Key analytics that aid in spotting burnout risks include metrics on call volume per agent, average handling time, and occupancy rate. High levels of sustained call volume and long handling times can indicate excessive strain, while occupancy rate shows how much time agents spend actively engaged with customers versus available time for breaks.
When analytics reveal signs of stress, managers should adjust scheduling, increase staffing during peak times, or rotate complex cases among agents to distribute workload evenly.
Regular check-ins with agents and offering short breaks or micro-breaks during high-demand periods can also mitigate burnout. With data-driven insights, managers can proactively support agents, helping maintain both productivity and morale.
You can also use predictive analytics to help ensure proper staffing during high-volume time blocks. This can seriously affect the agent and customer experience during those otherwise stressful times.
The alternative is overwhelming people, to the point where agents actively avoid calls and force their supervisor to become a babysitter.
SEE: Learn how to detect call center avoidance early.
7. Maintaining service quality with remote staff
There are plenty of great reasons to run a virtual contact center as opposed to paying for a commercial lease and narrowing your hiring pool to candidates within driving distance.

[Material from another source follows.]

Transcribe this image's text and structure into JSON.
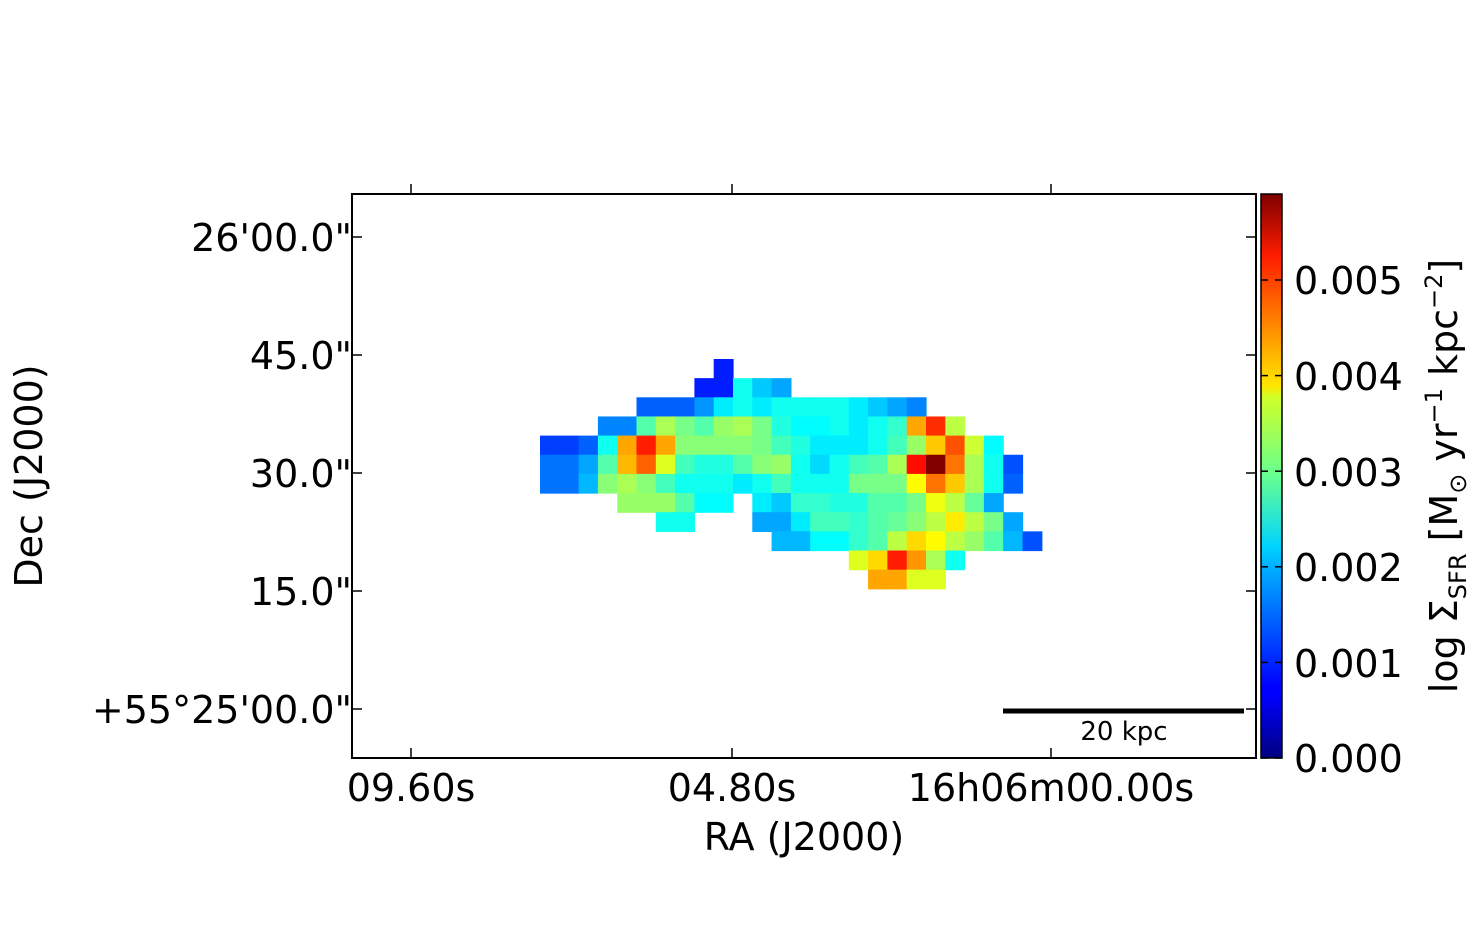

However, remote working environments can make it challenging to ensure consistent performance across all agents. Analytics must play an important role in contact center quality assurance.
Metrics such as Average Handle Time (AHT), hold time, and transfer rate are also useful success indicators — but keep in mind that an individual agent’s approach isn’t the only variable contributing to these numbers.
Consider supplementing the standard analytics with call center quality monitoring tools, which can give you deeper insights into the nature of agent conversations. When used well, these tools can flag a conversation when sentiments are growing heated, alerting managers to problems as they occur.
Some tools come with keyword-enabled assist features that can enable you to create pop-up messages with solutions to common problems, supporting agents in offering the best possible customer service.